One tourist described Philadelphia on her blog as “a small collection of Greco-Roman rubble in a town called Aleshehir. The ruins are so tiny they aren’t even marked on the map, but someone has planted lots of roses here, and it’s very pretty.
But it was not always like that. Twenty five miles south-east of Sardis, Philadelphia stood on a terrace 650 ft above the sea. Behind it are volcanic cliffs. (Bible Encyclopaedia.)
The name Philadelphia, brotherly love, is said to have been given to it in honour of Attalus II because of his loyalty to his elder brother, Eumenes II. The locality was subject to frequent earthquakes, and it was an expensive business rebuilding. (Smiths Bible Dictionary.)
In 17 AD the city was completely devastated by an earthquake and the city continued to suffer severe aftershocks for the next twenty years.
According to Ramsay in his Letter to the Seven churches…
Philadelphia was known to the whole world as the city of earthquakes, whose citizens for the most part lived outside, not venturing to remain in the town, and were always on the watch for the next great catastrophe. Those who knew it best were aware that its prosperity depended on the great road from the harbour of Smyrna to Phrygia and the East. Philadelphia, situated where this road is about to ascend by a difficult pass to the high central plateau of Phrygia, held the key and guarded the door. It was also of all the Seven Cities the most devoted to the name of the Emperors, and had twice taken a new title or epithet from the Imperial god, abandoning in one case its own ancient name.
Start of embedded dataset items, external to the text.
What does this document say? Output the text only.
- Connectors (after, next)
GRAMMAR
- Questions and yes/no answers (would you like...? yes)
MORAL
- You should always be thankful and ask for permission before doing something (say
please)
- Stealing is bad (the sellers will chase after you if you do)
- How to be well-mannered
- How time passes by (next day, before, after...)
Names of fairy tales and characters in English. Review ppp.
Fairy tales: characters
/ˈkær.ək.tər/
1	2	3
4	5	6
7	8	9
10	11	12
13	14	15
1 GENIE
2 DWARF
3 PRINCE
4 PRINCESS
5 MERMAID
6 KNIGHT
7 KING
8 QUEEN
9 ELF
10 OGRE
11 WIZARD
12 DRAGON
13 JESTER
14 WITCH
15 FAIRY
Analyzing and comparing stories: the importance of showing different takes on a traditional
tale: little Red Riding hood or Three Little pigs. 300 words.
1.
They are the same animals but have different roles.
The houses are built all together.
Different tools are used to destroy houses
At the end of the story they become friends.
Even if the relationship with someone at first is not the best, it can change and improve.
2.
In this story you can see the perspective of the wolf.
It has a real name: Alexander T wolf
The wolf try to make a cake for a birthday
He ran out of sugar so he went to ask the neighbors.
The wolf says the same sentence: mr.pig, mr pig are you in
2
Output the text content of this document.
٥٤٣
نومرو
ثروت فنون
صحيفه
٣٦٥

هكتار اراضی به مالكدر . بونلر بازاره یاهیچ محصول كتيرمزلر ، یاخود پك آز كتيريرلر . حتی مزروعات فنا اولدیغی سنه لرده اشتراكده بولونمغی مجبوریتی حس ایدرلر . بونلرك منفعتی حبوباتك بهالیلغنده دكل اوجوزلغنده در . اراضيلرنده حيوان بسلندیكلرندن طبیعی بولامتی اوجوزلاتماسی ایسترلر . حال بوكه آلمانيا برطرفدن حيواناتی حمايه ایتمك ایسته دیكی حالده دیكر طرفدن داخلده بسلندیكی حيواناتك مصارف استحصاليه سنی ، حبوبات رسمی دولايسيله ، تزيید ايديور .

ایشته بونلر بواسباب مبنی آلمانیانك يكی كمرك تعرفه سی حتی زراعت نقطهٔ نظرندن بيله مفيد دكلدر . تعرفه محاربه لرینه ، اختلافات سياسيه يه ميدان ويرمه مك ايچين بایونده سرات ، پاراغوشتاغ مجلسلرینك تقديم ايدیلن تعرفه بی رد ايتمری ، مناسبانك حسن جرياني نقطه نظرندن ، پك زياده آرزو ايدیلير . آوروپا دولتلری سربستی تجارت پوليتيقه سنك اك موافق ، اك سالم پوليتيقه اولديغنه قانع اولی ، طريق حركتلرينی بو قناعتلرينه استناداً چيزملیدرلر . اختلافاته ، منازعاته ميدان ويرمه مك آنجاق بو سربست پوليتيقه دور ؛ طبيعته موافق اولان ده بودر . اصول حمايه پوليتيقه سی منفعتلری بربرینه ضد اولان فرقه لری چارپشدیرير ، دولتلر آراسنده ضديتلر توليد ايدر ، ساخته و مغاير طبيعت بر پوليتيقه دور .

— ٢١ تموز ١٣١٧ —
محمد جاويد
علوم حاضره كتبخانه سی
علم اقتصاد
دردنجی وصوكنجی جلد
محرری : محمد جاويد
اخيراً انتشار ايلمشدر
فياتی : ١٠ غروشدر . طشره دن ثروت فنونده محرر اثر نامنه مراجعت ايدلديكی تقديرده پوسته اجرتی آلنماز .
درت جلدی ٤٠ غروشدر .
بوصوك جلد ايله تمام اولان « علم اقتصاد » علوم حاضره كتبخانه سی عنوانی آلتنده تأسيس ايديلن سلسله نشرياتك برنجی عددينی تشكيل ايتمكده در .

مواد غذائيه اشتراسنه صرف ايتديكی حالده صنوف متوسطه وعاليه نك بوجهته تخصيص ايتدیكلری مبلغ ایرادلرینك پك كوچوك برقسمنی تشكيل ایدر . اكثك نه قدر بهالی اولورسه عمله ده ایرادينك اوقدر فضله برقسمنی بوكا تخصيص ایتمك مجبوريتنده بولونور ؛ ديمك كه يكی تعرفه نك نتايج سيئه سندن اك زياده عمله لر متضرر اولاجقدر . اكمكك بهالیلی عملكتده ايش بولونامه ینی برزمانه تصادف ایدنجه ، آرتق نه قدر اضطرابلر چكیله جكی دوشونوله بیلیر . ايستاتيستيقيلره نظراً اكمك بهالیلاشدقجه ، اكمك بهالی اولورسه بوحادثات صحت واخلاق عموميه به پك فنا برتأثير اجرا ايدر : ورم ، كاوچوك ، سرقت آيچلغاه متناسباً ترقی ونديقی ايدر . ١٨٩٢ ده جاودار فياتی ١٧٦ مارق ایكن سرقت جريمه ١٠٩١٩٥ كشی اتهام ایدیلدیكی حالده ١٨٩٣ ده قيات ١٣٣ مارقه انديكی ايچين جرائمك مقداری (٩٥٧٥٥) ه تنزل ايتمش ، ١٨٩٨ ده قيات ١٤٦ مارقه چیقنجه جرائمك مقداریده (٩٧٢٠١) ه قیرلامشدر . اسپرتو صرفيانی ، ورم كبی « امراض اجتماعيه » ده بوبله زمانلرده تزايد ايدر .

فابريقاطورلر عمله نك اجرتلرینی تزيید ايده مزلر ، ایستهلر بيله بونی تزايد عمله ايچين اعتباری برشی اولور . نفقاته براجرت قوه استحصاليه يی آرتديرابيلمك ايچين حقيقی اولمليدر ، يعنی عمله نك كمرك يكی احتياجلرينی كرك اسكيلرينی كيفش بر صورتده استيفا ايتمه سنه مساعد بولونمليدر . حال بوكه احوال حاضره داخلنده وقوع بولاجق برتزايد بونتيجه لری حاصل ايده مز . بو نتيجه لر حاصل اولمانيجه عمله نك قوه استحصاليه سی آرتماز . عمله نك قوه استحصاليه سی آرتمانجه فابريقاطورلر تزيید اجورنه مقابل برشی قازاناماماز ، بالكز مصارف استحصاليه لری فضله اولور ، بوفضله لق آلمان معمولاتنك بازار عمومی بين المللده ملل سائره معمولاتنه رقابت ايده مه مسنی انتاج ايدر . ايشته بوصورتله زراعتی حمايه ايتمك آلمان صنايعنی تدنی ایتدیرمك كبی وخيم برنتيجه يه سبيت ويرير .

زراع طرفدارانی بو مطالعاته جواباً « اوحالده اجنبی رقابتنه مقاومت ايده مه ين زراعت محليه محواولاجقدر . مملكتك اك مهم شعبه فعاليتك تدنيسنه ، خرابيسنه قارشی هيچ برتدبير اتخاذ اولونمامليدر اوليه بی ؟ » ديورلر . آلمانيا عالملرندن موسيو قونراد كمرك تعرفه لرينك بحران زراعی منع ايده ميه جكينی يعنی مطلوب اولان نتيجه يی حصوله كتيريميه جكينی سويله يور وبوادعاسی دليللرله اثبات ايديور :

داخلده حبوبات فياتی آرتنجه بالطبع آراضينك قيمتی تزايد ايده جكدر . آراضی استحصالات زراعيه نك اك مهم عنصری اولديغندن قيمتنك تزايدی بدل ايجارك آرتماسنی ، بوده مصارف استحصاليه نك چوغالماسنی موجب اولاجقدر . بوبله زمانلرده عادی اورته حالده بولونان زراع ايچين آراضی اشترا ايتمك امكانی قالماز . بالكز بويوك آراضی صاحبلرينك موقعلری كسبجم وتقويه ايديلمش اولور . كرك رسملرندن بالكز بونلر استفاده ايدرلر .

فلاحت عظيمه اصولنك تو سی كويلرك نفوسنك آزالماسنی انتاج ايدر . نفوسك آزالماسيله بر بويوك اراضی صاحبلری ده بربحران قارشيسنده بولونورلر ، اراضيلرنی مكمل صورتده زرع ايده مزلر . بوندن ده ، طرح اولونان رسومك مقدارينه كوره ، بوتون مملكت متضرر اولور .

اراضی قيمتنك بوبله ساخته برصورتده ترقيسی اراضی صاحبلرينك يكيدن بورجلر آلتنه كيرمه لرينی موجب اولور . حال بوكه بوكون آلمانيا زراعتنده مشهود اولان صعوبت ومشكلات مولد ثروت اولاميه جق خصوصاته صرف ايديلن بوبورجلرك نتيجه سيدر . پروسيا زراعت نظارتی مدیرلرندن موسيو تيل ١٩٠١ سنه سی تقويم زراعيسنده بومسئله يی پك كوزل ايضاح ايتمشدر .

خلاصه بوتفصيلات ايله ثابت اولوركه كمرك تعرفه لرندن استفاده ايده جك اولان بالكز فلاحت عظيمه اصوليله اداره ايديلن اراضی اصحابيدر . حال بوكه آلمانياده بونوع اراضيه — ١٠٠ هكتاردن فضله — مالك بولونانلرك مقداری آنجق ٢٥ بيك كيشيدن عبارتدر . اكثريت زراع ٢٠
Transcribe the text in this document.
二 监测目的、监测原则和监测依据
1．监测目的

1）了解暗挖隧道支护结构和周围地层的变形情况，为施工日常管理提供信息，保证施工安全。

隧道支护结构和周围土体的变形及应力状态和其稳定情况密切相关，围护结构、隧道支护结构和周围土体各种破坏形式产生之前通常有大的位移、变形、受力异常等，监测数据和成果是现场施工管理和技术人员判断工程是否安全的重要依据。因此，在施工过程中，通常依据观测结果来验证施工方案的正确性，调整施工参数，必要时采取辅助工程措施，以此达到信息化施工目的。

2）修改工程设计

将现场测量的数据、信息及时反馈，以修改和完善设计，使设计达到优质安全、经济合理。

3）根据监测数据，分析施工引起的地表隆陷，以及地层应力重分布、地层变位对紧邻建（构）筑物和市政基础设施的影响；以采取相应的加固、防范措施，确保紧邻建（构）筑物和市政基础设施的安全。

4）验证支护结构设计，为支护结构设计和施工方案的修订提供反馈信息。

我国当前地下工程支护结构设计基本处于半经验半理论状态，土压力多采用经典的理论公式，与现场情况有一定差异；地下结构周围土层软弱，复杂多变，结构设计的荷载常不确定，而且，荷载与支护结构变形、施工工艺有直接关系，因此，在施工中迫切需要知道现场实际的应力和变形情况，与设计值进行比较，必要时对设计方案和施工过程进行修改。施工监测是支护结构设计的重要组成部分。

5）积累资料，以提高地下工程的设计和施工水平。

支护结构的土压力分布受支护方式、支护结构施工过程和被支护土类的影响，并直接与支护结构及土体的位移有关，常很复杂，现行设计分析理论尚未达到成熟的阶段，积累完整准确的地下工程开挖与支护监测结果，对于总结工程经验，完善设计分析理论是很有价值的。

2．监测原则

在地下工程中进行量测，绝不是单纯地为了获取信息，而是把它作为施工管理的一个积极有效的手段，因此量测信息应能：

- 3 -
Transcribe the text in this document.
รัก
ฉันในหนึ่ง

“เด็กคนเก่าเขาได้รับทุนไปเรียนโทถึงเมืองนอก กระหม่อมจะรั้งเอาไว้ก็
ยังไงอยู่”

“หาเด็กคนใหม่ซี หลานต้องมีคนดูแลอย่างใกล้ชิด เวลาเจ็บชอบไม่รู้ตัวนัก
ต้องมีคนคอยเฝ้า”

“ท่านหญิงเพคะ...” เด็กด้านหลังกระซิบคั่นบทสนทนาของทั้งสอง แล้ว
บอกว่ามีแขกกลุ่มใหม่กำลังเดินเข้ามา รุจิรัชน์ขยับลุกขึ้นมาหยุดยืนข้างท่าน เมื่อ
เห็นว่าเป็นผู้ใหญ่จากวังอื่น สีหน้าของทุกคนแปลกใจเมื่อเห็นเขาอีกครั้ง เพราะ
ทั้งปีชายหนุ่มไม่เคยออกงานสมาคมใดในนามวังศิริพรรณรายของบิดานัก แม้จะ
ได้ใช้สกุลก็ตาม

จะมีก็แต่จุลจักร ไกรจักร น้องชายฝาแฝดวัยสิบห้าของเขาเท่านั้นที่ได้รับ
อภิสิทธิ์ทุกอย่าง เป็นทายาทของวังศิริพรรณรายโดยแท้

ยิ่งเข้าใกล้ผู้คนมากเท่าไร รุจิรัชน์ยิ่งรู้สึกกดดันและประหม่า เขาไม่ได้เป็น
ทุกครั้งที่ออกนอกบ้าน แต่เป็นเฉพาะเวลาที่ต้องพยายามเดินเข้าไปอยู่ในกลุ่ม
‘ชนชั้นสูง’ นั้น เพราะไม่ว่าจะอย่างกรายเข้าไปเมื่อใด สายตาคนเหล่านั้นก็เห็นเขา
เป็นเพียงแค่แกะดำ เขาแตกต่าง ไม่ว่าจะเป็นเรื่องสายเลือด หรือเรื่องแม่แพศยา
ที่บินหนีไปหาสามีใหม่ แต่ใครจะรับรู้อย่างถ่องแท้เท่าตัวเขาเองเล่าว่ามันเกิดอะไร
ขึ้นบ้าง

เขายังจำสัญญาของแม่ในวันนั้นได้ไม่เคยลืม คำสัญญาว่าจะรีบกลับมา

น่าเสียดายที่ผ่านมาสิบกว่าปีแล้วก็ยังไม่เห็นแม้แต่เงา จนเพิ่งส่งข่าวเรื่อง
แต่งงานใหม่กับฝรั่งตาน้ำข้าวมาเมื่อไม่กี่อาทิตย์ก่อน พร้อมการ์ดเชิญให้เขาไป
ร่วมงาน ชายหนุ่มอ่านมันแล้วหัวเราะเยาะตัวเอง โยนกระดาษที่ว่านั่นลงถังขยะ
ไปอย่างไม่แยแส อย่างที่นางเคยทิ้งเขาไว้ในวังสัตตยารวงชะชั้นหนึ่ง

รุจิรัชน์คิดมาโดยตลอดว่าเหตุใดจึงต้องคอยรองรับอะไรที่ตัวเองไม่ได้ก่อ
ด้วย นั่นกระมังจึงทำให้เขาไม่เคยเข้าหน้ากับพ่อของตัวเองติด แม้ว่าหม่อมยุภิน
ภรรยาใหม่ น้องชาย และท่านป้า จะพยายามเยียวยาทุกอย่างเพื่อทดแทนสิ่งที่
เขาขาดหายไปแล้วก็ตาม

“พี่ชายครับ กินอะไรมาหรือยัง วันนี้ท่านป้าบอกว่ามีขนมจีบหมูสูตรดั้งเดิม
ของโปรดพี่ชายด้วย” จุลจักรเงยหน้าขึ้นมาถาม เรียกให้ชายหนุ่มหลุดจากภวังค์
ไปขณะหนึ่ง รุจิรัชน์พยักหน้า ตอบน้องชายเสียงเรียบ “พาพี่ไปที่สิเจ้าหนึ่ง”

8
In other research, which I did for Hold the Faith, part 1 in the Apostle John series, I discovered, and made part of the conversation, some further comment about the ‘key’ position and the effect it had on the brethren.
The Jews denounce us, as happens throughout most of the region. But it seems in this city, the members of our fellowship are among those who take the brunt of these claims.” He went on to explain about the Jews here.
“Probably because of the position of the city, guarding an important pass, and holding the ‘key’ as it were to the commerce between east and west, not to mention the north and south; they believe they are special. They believe they are the true people of God, and that makes them more determined to have no rivalry for the title.
Hold the Faith, Susan Preston, Amazon, http://tinyurl.com/cm8efvy
None of the churches in the Roman province of Asia Minor had an ‘easy’ time. Some suffered more in certain areas, but all had to make the same choices as we do today… obedience to what we believe, and submission to God.